Saturday, March 3, 2007

Strategic Thinking Feat. Pinetree & Metropolis


Well, at least I'm not alone. Everyone else procrastinates and gets involved in cool side projects.

This article, "50 Strategies For Making Yourself Work" by Jerry Oltion, is so copyrighted it scares me. So I let you access it there and I'll just comment on those strategies below.

I'll start with the first five.

No, I have never set a quota of pages to be written per day. Sometimes my hands fly over the keyboard, sometimes I stare at the pinetree in front of my window for... hours? I guess. Still, should I try it? I'm gonna give each strategy a rating, from "1" to "10", "10" meaning that I must absolutely go for it ASAP. This one's a "6".

Setting a quota of hours worked per day or week... Nah! I could never time my writing. A famous image from Fritz Lang's "Metropolis", the 1927 movie, comes to mind, and that's not even a clock, but it masquerades as one in my whimsical memory files.

So... Given the staring into the pinetree habit, how would this strategy work? I am not aware of the moment when I START staring, to stop the clock... And just measuring the time I sit down in front of the computer, heh, that's really saying nothing! I can do so many things while apparently WRITING. Like, what I'm doin' right about NOW... I'll give this strategy a "1".

Write a story or a chapter a week? This one sounds more interesting. Only how would it translate it into screenplay units? An act a week? Yeah, but once you're into writing the damned acts, it doesn't even matter anymore! That's cruising! The hardest, yuckiest part is nailing the structure, each and every scene, writing that darn extended outline (or treatment, if you prefer), while intimately understanding every character and their environment and their motivations, the situations and the why's and wherefore's. The rest, adding some meat to the bones, is just fun. So I'm afraid this strategy can't really work for screenwriters, this is for the lucky people who do novels, stories, essays, whatever. Even blogs, if you will -- yeah, this is yet another art form, I predict it now, in passing. So, about the strategy at hand: another "1" bites the dust.

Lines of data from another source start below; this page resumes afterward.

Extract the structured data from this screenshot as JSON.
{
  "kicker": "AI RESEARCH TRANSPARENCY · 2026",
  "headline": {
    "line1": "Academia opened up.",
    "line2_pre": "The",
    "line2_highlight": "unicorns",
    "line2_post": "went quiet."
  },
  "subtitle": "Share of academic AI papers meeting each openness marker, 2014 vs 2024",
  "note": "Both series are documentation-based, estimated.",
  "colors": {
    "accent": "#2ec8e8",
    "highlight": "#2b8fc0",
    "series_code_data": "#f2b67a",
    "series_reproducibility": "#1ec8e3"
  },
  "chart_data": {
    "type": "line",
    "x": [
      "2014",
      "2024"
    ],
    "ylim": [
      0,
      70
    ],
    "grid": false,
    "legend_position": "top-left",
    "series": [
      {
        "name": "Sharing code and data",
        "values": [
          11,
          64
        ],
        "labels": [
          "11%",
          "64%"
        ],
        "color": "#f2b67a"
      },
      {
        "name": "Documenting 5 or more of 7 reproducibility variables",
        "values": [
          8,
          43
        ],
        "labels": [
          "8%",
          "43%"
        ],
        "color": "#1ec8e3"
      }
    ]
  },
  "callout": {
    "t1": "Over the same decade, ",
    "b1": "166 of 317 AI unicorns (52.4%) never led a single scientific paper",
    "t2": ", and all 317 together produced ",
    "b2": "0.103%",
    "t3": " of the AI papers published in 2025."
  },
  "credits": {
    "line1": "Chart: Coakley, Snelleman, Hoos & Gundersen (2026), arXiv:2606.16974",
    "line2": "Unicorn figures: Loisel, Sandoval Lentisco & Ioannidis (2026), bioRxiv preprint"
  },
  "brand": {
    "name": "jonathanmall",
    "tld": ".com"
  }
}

Promising my sweetie a steady supply of bedtime stories doesn't even register as a strategy!What's that supposed to mean? That I should talk to my sweetie about what I've been writing/thinking during the day... at bedtime? You've gotta be kidding me! That's worse than talking about work during dinner! Sweetie time is sacred, and besides... What is the sweetie in question supposed to do? Shut up and be gorgeous while I go on and on about my character arches and turning points and... Nooo, this particular sweetie will answer right back with an educated opinion, offer solutions... And what if sweetie doesn't appreciate what I'm doing? I'd definitely lose a massive dose of interest in the project. So, yeah, I can discuss my work in progress with just about anyone else but the aforementioned sweetie. And it's mutual, been there, done that, wish we hadn't.

Huh! "Bedtime stories"! That's poisonous advice in my case! I'll give this a "-10"!

Now, to be paying myself an hourly wage for the time during which I wrote and not go out and do fun stuff unless I can pay for it with the money I thus "earned" (from my own bank account) would be... intriguing. However, since I have an issue measuring the time spent writing, as described, what with the damn pinetree getting in the way and all, that might not work out. But maybe I could combine something here -- maybe I could pay myself for the outline, then for each completed act, and finally for the completed first draft?

But who prevents me from cheating? I can feel it, I'm gonna pay myself so lavishly for the outline, that there'll be no suffering for the rest.

All joke aside, I don't respond to money as a motivation, unfortunately. Plus, I'm like Duchamp, I loathe the idea of living off of art, so I'll always find a nice techy job to insure my lifestyle and just sacrifice writing if I ever find myself in dire straits

Otherwise, if I can't afford something, I put it out of my mind, that's all. I don't covet more luxury.

And no, I'm never gonna refuse myself fun stuff I can afford just because I haven't "earned" it through writing.

I only have one life to live, and screw you, Seventh Art, if you try to steal it away from me! We invented you in order to enjoy life more, not to slave around your overblown significance!

On this seminal note, I leave you with a subliminal "Metropolis" image, worth 10,000 words this time.

1 comments:

Airlight said...

killer shot. complex and powerful. plants the symbols on a grand scale and forces the viewer to judge them from that level.